Re: Water Fuel Rocket Science




Brad Guth wrote:
If what you say is even 1% true, you'd be a trillionare and we'd have
had your SSTO spaceplane as of more than a decade ago. But since your
conditional laws of physics are so skewed, and your soft-science or
fuzzy-science of infomercial logic that's so subjective, as a result
it's hard to say what parts of your argument are worth squat.


I can't understand why the trillions haven't begun coming in. I keep
waiting. I am offering to build a SSTO/SSTP for 8 billion U.S.
dollars, up front, and no one has negotiated with me. A little
titanium, some vacuum, some air pressure, a layer or two of composite,
some ceramic, add on some SSMEs and -- 'Presto' -- the SSTO/SSTP
exists.


A fly-by-rocket lander is still in the works of being
invented, should only cost a billion to prototype, and this time it'll
have those powerful reaction wheels as well as fully computer modulated
reaction thrusters plus roughly twice the rocket fuel capacity per
tonne of what those phony baloney Apollo landers had to work with.


You know, taking the GLOW to .25 Thrust to Weight may make sense.

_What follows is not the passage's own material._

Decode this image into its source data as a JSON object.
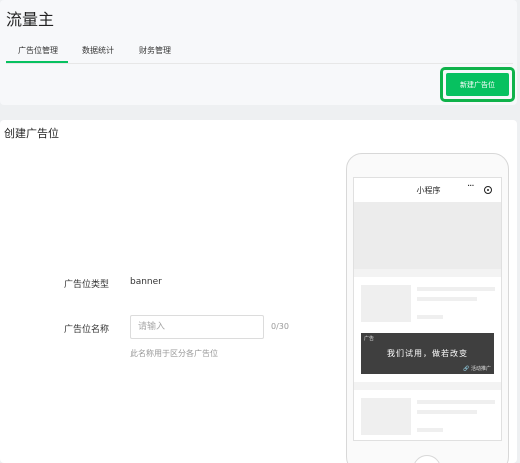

The
dry weight must remain very light, but added fuel does two things. It
puts the SSTO/SSTP at a higher altitude when Thrust to Wegiht
approaches 2 and 3 to 1 AND it keeps the spaceplane at slower speeds in
the densest part of the atmosphere reducing air friction. Higher
altitude for high thrust to weight translates into more total speed
capability and more reserve fuel as well. Staying slow in dense
atmosphere should keep temperatures very mild for a composite/ceramic
spaceplane.


Air friction, though enormous, can be dealt with most easily on
planetfall. This is when 'air brakes' can be used and they could be
made very effective. I believe that speed could be taken from orbital
velocity to mach 10 in about 2 minutes with proper air braking.